Laughing With Them, Not At Them

By Michael Roderick  -  On 20 Jan, 2015 -  0 comments

While out at dinner the other night, this event was mentioned and some laughter was shared around the idea that someone with celebrity status would not be aware of something so “basic.” As I listened to the story and thought about the headlines surrounding it, something else started to bubble up for me. This was not the first time I had seen this situation. In fact, my newsfeed was filled with scenarios like this where someone didn’t know where a particular state was, or wasn’t aware of the difference between fruits and vegetables, or wasn’t aware of some other thing that we’re all supposed to “know.” It started to make me aware of the fact that something is happening here that is damaging our ability to connect and causing us to shame others:

We are creating a Judgment Culture.

If we think about it, before the age of the internet, plenty of people made mistakes and forgot the things they learned in elementary school. They might have been mentioned briefly in a gossip column, but they weren’t cannon fodder for hundreds of thousands of people. All I’ve been thinking about since the dinner conversation around that video is how I have had instances in my own life where I have forgotten something I learned when I was a kid and made to feel stupid for it or made to feel like the other because of it. If you think about it, if you are an artist or have chosen to pursue a specific area of study that takes up most of your life, then there are things that you actually may not remember from grade school. Should you no longer be able to practice your craft because you’re not “smarter than a fifth grader”? Are you laughable because you’ve chosen to let certain things slip so that you can remember other things that help you in your craft? I don’t think so.
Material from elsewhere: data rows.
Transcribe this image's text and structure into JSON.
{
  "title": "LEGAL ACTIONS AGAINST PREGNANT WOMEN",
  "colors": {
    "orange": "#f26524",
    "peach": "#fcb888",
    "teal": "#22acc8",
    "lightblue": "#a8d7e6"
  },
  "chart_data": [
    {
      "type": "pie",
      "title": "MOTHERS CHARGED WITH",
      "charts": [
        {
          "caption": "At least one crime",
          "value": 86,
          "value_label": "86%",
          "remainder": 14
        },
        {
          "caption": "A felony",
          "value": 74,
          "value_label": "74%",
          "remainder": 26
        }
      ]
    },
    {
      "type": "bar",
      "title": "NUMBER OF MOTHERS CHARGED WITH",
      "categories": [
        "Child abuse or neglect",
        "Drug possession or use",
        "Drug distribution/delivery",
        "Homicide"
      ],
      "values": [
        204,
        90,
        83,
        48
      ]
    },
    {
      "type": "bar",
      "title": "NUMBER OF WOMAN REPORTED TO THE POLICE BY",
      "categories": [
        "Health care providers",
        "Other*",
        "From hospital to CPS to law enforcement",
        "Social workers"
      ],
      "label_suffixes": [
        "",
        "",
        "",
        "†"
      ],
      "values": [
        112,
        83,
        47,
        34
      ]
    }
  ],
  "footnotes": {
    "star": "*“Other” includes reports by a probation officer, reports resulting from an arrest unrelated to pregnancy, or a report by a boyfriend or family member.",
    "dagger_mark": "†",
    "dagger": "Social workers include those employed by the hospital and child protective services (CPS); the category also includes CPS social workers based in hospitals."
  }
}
This begs the question of what one does when faced with this knowledge. My plan is pretty simple. I just am committing to being more aware of it. Before I click on that link about how someone can’t spell or doesn’t know what state they’re next to, I’ll take a moment to acknowledge that I don’t know everything and that there are things I don’t remember that would make me just as “worthy” of that negative attention. And maybe, just maybe when I remember that, I won’t click.

And perhaps if enough people stop clicking on pieces that judge others, perhaps people will stop writing them.

Then maybe we’ll spend less time judging and making fun of others and more time connecting with them.

That’s something I’d like to see go viral.